District Court Opinion. The District Court issued its opinion on May 13, 2003 granting the motion to dismiss. It wrote that "Plaintiff's Title II claim fails for two alternate and independent reasons. First, plaintiff's claim against AOL is barred because of the immunity granted AOL, as an interactive computer service provider, by the Communications Decency Act of 1996, 47 U.S.C. § 230. Second, plaintiff's claim fails because a chat room is not a ``place of public accommodation´´ as defined by Title II, 42 U.S.C. § 2000a(b)."

The Court wrote, citing Zeran v. AOL, that "the ``plain language´´ of § 230 ``creates a federal immunity to any cause of action that would make service providers liable for information originating with a third-party user of the service. ... In other words, ``§ 230 precludes courts from entertaining claims that would place a computer service provider in a publisher's role,´´ and ``lawsuits seeking to hold a service provider liable for its exercise of a publisher's traditional editorial functions -- such as deciding whether to publish, withdraw, postpone, or alter content -- are barred.´´ ... By specific statutory exclusion, certain causes of action are not barred by § 230;  namely, causes of action based on (i) federal criminal statutes, (ii) intellectual property law, (iii) state law ``that is consistent with this section,´´ and (iv) the Electronic Communications Privacy Act of 1986."

The District Court continued that "Congress's purpose in providing such immunity is evident. As the Fourth Circuit noted in Zeran, ISPs such as AOL have millions of users who generate a ``staggering´´ amount of content or information;  thus it is ``impossible for service providers to screen each of their millions of postings for possible problems.´´  ... If ISPs faced tort liability for information posted through their services by third parties, they might be forced to restrict access to their public forums. ... Such a result would be counter to the statutory purpose of ensuring that the Internet remain a ``forum for true diversity of political discourse, unique opportunities for cultural development, and myriad avenues for intellectual activity.´´"

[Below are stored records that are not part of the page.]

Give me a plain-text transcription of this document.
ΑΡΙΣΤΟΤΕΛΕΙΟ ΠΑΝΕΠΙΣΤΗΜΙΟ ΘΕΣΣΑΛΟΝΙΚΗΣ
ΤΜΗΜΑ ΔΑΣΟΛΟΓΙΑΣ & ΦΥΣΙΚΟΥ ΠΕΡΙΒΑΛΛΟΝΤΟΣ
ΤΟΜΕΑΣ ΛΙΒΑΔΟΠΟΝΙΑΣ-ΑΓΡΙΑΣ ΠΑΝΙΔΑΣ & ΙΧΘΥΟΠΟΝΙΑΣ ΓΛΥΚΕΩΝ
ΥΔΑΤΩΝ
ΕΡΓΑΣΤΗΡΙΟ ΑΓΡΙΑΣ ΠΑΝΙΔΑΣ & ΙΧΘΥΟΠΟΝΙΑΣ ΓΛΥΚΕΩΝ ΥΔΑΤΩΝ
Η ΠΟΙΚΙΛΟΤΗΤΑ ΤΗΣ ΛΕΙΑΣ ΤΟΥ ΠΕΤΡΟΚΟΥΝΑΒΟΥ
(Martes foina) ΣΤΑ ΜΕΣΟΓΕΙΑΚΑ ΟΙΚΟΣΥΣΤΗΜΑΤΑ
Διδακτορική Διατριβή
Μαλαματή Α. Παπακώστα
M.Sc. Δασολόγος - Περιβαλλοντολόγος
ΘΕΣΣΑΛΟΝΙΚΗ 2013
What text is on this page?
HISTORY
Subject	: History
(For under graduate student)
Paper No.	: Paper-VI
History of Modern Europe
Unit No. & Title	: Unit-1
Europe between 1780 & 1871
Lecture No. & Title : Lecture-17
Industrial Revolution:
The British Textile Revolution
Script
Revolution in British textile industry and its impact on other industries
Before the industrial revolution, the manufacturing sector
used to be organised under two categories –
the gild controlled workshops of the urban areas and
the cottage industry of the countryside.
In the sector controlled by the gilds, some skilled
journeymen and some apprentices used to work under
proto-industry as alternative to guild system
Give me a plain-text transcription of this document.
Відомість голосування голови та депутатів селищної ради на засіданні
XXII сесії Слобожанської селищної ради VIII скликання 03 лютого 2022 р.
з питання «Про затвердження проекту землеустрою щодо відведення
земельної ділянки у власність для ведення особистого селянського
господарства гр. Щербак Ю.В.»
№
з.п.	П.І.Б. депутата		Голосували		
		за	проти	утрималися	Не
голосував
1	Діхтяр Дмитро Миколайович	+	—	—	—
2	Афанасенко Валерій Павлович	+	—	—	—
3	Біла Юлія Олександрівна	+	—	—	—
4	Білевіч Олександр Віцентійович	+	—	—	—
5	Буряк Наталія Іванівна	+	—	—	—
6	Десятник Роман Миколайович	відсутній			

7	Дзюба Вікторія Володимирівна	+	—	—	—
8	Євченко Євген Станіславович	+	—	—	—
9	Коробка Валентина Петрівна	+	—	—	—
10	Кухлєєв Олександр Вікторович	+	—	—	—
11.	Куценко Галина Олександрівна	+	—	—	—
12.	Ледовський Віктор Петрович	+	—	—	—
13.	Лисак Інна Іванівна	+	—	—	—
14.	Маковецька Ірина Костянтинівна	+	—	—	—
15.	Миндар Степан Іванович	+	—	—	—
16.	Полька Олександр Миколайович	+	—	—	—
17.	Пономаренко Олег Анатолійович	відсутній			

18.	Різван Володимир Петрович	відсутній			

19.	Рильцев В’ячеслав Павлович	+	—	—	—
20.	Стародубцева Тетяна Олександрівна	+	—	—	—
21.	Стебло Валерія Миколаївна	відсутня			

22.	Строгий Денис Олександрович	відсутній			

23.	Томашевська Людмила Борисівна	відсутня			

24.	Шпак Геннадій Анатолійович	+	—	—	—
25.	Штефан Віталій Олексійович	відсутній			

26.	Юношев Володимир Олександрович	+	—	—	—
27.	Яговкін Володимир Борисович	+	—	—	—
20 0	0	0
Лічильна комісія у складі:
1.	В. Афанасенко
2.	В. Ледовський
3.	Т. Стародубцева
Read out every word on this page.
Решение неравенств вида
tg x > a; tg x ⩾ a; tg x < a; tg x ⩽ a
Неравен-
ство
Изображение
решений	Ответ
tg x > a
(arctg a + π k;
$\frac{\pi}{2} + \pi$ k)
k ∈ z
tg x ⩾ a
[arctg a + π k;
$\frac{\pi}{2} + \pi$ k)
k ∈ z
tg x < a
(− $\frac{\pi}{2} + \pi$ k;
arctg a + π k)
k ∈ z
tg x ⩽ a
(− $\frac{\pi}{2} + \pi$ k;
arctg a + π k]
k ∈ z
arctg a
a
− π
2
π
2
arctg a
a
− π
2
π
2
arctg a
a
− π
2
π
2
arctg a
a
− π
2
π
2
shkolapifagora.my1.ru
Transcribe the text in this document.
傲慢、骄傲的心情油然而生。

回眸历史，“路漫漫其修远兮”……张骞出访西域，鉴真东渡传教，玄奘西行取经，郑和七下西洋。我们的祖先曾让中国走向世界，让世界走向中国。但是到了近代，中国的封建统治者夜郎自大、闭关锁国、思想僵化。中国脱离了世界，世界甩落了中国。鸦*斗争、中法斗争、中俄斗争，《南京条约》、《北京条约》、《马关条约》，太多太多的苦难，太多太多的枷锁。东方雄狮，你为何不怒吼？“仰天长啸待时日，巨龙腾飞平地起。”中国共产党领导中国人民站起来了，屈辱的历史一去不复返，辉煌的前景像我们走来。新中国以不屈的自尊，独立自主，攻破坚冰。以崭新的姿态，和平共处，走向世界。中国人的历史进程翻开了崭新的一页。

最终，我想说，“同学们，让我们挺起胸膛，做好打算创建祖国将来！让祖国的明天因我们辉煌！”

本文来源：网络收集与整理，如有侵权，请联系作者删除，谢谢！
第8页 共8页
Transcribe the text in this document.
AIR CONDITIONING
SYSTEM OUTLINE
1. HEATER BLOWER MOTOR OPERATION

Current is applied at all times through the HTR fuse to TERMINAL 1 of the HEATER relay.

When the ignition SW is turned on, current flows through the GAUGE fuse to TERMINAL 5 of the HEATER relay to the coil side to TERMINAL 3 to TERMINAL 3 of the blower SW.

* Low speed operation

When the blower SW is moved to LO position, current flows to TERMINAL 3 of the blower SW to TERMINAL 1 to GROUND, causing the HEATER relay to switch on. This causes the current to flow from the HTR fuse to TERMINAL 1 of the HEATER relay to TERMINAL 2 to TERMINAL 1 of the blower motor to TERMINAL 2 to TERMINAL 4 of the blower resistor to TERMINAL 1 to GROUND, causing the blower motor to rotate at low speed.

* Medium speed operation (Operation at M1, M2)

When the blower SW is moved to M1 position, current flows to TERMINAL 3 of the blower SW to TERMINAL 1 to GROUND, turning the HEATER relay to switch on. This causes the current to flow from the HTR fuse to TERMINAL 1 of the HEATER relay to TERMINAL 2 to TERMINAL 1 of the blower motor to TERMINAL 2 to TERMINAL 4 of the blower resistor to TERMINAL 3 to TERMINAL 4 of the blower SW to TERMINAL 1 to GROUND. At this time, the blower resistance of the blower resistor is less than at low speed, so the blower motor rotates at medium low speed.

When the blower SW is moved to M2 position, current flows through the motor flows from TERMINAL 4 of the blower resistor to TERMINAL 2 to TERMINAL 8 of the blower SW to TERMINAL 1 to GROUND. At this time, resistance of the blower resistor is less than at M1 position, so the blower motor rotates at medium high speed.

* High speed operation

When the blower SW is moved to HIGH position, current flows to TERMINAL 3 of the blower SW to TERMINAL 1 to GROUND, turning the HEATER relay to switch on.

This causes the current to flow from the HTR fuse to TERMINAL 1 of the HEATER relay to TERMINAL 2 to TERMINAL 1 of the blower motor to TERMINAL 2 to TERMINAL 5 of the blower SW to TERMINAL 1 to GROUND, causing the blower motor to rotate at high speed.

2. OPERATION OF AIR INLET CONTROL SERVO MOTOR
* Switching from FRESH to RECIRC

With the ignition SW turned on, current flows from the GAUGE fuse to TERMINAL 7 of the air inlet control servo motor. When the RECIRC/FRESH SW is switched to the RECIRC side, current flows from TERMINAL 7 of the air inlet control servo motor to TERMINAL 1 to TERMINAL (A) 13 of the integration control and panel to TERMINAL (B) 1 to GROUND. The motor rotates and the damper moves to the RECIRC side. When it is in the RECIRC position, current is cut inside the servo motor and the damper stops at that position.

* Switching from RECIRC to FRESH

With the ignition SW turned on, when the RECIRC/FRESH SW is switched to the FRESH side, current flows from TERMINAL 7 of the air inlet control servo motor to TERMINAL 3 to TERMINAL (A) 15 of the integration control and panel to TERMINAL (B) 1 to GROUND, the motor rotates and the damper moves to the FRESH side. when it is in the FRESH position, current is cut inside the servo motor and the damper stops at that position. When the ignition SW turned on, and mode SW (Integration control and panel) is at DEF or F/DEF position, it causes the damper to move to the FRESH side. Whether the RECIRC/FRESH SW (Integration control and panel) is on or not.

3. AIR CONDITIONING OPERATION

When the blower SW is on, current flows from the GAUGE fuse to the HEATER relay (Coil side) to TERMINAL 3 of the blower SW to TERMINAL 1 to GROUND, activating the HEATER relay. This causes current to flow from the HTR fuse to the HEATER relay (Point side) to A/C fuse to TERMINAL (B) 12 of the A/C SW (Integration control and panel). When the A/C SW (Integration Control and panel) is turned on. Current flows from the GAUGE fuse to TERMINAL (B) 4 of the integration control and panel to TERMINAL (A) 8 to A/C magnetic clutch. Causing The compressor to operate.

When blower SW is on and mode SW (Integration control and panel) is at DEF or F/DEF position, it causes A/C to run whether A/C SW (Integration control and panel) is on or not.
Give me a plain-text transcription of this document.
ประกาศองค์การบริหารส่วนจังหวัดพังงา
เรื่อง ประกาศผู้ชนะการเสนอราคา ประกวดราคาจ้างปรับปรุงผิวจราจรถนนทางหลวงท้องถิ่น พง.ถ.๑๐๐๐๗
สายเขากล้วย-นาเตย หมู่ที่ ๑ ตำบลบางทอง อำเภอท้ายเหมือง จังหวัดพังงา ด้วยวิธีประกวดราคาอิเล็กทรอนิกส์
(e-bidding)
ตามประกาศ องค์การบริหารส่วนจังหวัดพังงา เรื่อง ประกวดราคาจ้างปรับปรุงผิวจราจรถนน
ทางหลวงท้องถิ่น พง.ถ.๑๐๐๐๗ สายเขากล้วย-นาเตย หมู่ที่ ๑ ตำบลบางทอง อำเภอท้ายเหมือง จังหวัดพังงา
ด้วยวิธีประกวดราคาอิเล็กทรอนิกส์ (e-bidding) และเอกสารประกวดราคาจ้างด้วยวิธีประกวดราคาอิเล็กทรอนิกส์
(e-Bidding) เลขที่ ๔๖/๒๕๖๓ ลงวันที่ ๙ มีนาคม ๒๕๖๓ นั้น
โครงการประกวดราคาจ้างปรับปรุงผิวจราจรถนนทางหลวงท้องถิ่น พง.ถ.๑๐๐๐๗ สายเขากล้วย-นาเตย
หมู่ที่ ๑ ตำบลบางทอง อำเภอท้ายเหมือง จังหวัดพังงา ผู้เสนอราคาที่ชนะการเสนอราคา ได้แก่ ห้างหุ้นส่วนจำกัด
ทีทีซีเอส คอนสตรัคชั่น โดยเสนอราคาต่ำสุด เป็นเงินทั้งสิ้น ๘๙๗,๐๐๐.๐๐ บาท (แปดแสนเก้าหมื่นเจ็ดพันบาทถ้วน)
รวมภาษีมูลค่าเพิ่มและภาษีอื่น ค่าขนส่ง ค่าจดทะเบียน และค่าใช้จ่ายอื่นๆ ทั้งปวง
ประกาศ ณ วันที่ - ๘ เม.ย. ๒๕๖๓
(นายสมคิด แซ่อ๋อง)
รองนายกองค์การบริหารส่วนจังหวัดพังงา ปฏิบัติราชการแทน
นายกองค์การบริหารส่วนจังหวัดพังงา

The District Court also wrote that "relying on the fact that his claim is brought under Title II, not state defamation or negligence law, plaintiff contends that the claim treats AOL as the owner of a place of public accommodation, not a ``publisher.´´  This argument, though novel, is unpersuasive. An examination of the injury claimed by plaintiff and the remedy he seeks clearly indicates that his Title II claim seeks to ``place´´ AOL ``in a publisher's role,´´ in violation of § 230."

Finally, the District Court wrote that "Nor can it be plausibly argued that § 230 is limited to immunity from state law claims for negligence or defamation. Such a limitation is flatly contradicted by § 230's exclusion of some specific federal claims. Those exclusions would be superfluous were § 230 immunity applicable only to certain state claims. Moreover, the exclusion of federal criminal claims, but not federal civil rights claims, clearly indicates, under the canon of expressio unius est exclusio alterius, that Congress did not intend to place federal civil rights claims outside the scope of § 230 immunity."

The Appeals Court affirmed the District Court in a brief non-precedential per curiam opinion.

The body of the opinion, states, as follows: "Saad S. Noah appeals the district court’s order granting Defendants' motion to dismiss pursuant to Fed. R. Civ. P. 12(b)(6) and dismissing Noah’s cause of action. Noah also appeals from the scheduling order entered by the magistrate judge. We have reviewed the record and find no reversible error. Accordingly, we affirm for the reasons stated by the district court."

The Appeals Court did not explain why it wrote only a brief non-precedential opinion in a case of such importance. One explanation might be that since this was a pro se case, Saad Noah might not have litigated and briefed the case with sufficient zeal and expertise to place the pertinent arguments and authorities before the court.

This case is Saad Noah v. AOL Time Warner, Inc. and America Online, Inc., U.S. Court of Appeals for the 4th Circuit, App Ct. No. 03-1770, an appeal from the U.S. District Court for the Eastern District of Virginia, D.C. No. 02-1316-A, Judge T.S. Ellis presiding.